Zwar werden immer mehr fachliterarische Texte publiziert, die bilingualen Unterricht von der theoretischen Seite her beleuchten, doch praktische

Erprobungen konkreter Unterrichtsmethoden gibt es wenige. So hat es mich außerordentlich gefreut, dass ich im Rahmen meiner Masterarbeit am Anne-Frank-Gymnasium eine innovative bilinguale Unterrichtsmethode namens ‚twisted dictation‘ gleich in zwei verschiedenen Biologieklassen einsetzen und erproben durfte. Ziel dabei war die Weiterentwicklung dieser Methode, die die beiden Sprachsysteme, also Englisch und Deutsch, in sich vereint. Auf diese Weise soll nicht nur das Fremdsprachenlernen, sondern auch das Beherrschen der deutschen Fachterminologie gefördert werden. Dieser Fokus auf beide Idiome hat das Ziel, eine doppelte Sachfachliteralität zu gewährleisten – unter anderem ein Schwerpunkt der Forschung zum bilingualen Lehren und Lernen an der Universität Wuppertal.

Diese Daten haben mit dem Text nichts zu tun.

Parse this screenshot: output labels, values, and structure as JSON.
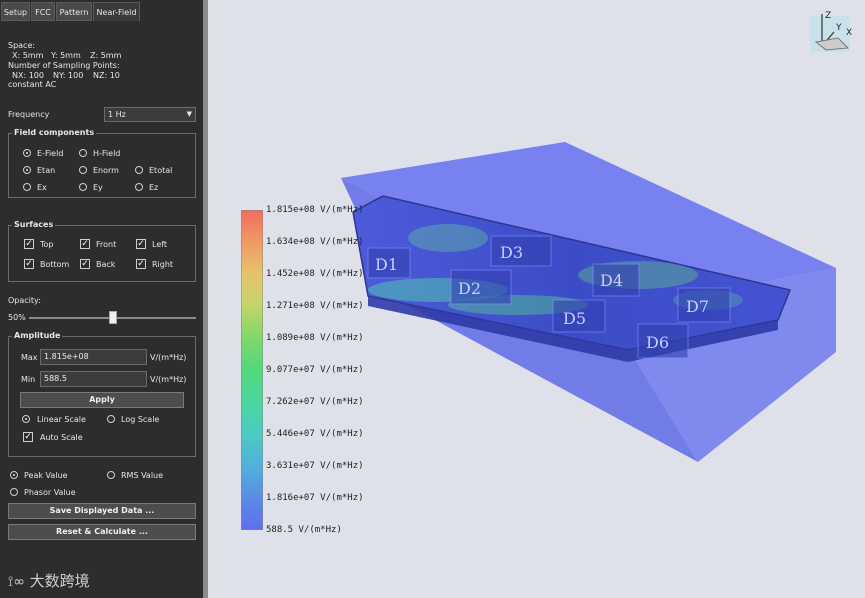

Unter der ‚twisted dictation‘-Methode versteht man eine Form des Diktates, in dem Fremd- und Muttersprache ineinander verschlungen sind. Es ist normalerweise üblich, dass man bei einem Diktat das von der Lehrkraft Vorgesprochene so niederschreibt, wie es gesagt wurde: Wenn also etwas auf Deutsch diktiert wird, erfolgt die Niederschrift auch auf Deutsch. In der von mir verwendeten Methode muss man allerdings einen Satz, der auf Deutsch diktiert wurde, rasch im Kopf ins Englische übertragen und dann aufschreiben. Im Weiteren gibt es dann auch englische Äußerungen, die man wiederum als deutsche Sätze notiert. Diese Methode wurde von irischen und italienischen Forschern unter anderem dazu entwickelt, das Grammatiklernen von Schülerinnen und Schülern zu untersuchen und ihnen dabei zu helfen, ihre Sprachfertigkeiten zu festigen und zu verfeinern.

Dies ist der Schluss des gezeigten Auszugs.